The JSON schema for indexing policy was changed with the release of REST API version 2015-06-03 to support Range indexes against strings. .NET SDK 1.2.0 and Java, Python, and Node.js SDKs 1.1.0 support the new policy schema. Older SDKs use the REST API version 2015-04-08 and support the older schema of Indexing Policy.

By default, DocumentDB indexes all string properties within documents consistently with a Hash index, and numeric properties with a Range index.

Database indexing modes

DocumentDB supports three indexing modes which can be configured via the indexing policy on a DocumentDB collection – Consistent, Lazy and None.

Consistent: If a DocumentDB collection’s policy is designated as "consistent", the queries on a given DocumentDB collection follow the same consistency level as specified for the point-reads (i.e. strong, bounded-staleness, session or eventual). The index is updated synchronously as part of the document update (i.e. insert, replace, update, and delete of a document in a DocumentDB collection). Consistent indexing supports consistent queries at the cost of possible reduction in write throughput. This reduction is a function of the unique paths that need to be indexed and the “consistency level”. Consistent indexing mode is designed for “write quickly, query immediately” workloads.
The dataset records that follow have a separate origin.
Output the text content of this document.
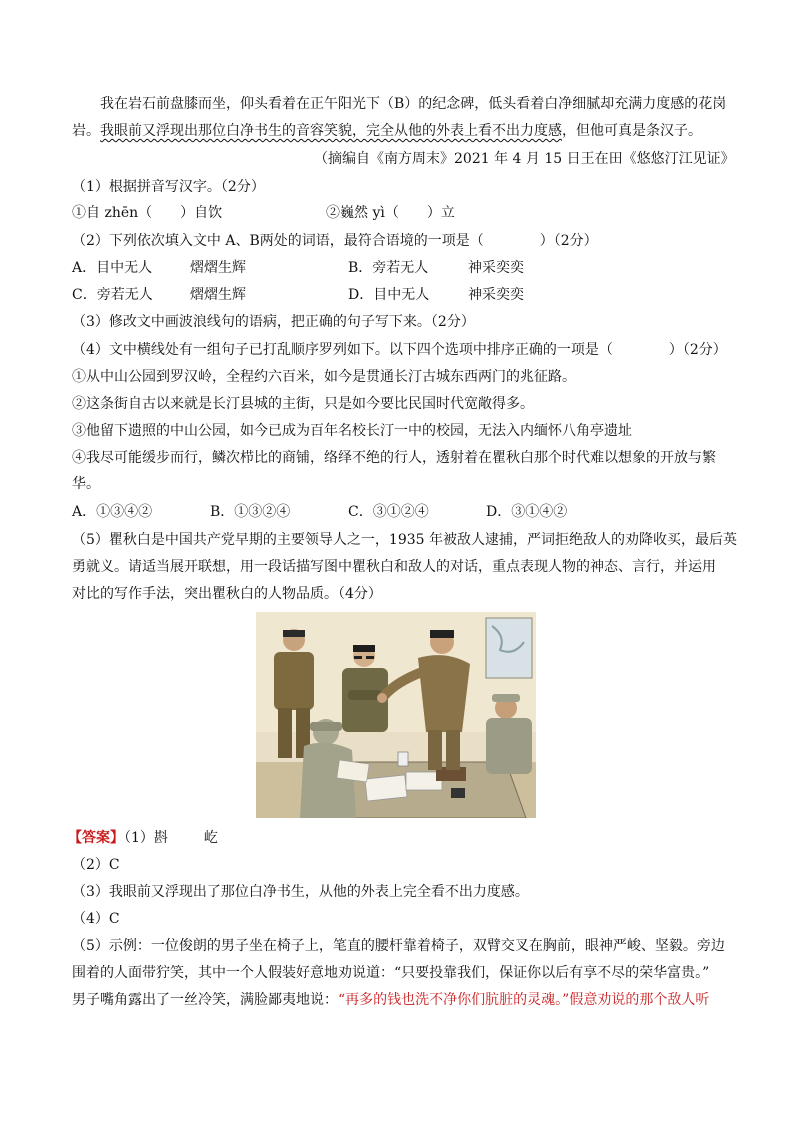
我在岩石前盘膝而坐，仰头看着在正午阳光下（B）的纪念碑，低头看着白净细腻却充满力度感的花岗
岩。我眼前又浮现出那位白净书生的音容笑貌，完全从他的外表上看不出力度感，但他可真是条汉子。
（摘编自《南方周末》2021 年 4 月 15 日王在田《悠悠汀江见证》
（1）根据拼音写汉字。（2分）
①自 zhēn（　　）自饮	②巍然 yì（　　）立
（2）下列依次填入文中 A、B两处的词语，最符合语境的一项是（　　　　）（2分）
A．目中无人	熠熠生辉	B．旁若无人	神采奕奕
C．旁若无人	熠熠生辉	D．目中无人	神采奕奕
（3）修改文中画波浪线句的语病，把正确的句子写下来。（2分）
（4）文中横线处有一组句子已打乱顺序罗列如下。以下四个选项中排序正确的一项是（　　　　）（2分）
①从中山公园到罗汉岭，全程约六百米，如今是贯通长汀古城东西两门的兆征路。
②这条街自古以来就是长汀县城的主街，只是如今要比民国时代宽敞得多。
③他留下遗照的中山公园，如今已成为百年名校长汀一中的校园，无法入内缅怀八角亭遗址
④我尽可能缓步而行，鳞次栉比的商铺，络绎不绝的行人，透射着在瞿秋白那个时代难以想象的开放与繁
华。
A．①③④②	B．①③②④	C．③①②④	D．③①④②
（5）瞿秋白是中国共产党早期的主要领导人之一，1935 年被敌人逮捕，严词拒绝敌人的劝降收买，最后英
勇就义。请适当展开联想，用一段话描写图中瞿秋白和敌人的对话，重点表现人物的神态、言行，并运用
对比的写作手法，突出瞿秋白的人物品质。（4分）
【答案】（1）斟	屹
（2）C
（3）我眼前又浮现出了那位白净书生，从他的外表上完全看不出力度感。
（4）C
（5）示例：一位俊朗的男子坐在椅子上，笔直的腰杆靠着椅子，双臂交叉在胸前，眼神严峻、坚毅。旁边
围着的人面带狞笑，其中一个人假装好意地劝说道：“只要投靠我们，保证你以后有享不尽的荣华富贵。”
男子嘴角露出了一丝冷笑，满脸鄙夷地说：“再多的钱也洗不净你们肮脏的灵魂。”假意劝说的那个敌人听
Lazy: To allow maximum document ingestion throughput, a DocumentDB collection can be configured with lazy consistency; meaning queries are eventually consistent. The index is updated asynchronously when a DocumentDB collection is quiescent i.e. when the collection’s throughput capacity is not fully utilized to serve user requests. For "ingest now, query later" workloads requiring unhindered document ingestion, "lazy" indexing mode may be suitable.
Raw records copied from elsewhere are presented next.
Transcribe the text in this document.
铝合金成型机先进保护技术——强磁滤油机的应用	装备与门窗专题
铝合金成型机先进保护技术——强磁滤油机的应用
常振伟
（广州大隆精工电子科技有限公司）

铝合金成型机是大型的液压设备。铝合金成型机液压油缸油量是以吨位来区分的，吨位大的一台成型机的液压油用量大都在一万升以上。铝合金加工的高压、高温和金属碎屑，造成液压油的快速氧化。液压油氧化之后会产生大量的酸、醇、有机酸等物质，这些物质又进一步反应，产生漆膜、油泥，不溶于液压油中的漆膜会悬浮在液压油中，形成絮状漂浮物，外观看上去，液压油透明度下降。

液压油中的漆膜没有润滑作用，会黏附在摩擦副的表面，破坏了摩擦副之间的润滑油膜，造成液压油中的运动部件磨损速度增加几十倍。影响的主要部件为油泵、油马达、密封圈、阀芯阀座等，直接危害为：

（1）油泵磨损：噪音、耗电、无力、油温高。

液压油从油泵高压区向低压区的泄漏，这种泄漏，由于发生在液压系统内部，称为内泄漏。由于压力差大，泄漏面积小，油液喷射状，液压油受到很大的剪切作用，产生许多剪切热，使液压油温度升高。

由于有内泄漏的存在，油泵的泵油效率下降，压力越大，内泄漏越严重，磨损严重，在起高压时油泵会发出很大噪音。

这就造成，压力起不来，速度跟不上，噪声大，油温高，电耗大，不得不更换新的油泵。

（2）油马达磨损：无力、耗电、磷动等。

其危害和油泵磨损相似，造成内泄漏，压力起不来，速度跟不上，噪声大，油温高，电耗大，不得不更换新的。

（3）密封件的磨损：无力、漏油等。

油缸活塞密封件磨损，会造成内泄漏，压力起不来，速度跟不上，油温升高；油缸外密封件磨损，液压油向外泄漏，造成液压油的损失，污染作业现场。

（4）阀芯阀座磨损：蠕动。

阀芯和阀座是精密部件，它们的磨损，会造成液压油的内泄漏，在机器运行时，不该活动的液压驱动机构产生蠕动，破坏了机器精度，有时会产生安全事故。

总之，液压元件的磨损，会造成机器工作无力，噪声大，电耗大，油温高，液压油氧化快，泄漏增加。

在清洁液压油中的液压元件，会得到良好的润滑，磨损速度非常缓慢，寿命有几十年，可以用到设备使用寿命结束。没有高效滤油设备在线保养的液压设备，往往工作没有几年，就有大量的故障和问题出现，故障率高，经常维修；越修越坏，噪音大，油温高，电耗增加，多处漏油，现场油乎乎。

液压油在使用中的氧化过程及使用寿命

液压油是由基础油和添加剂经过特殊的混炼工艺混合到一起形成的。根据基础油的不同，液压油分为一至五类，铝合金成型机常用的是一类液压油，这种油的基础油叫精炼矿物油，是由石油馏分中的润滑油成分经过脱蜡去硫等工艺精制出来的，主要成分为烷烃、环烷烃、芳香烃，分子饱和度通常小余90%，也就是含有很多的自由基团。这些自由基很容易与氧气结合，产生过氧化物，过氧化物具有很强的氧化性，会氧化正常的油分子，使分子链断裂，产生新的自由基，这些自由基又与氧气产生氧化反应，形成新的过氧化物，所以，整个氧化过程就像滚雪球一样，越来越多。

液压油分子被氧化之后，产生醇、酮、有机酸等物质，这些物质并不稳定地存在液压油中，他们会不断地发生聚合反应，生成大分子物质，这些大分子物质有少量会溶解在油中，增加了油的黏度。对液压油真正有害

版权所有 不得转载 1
None: A collection marked with index mode of “None” has no index associated with it. This is commonly used if DocumentDB is utilized as a key-value storage and documents are accessed only by their ID property.

Note

Configuring the indexing policy with “None” has the side effect of dropping any existing index. Use this if your access patterns are only require “id” and/or “self-link”.

The following sample show how create a DocumentDB collection using the .NET SDK with consistent automatic indexing on all document insertions.

The following table shows the consistency for queries based on the indexing mode (Consistent and Lazy) configured for the collection and the consistency level specified for the query request. This applies to queries made using any interface - REST API, SDKs or from within stored procedures and triggers.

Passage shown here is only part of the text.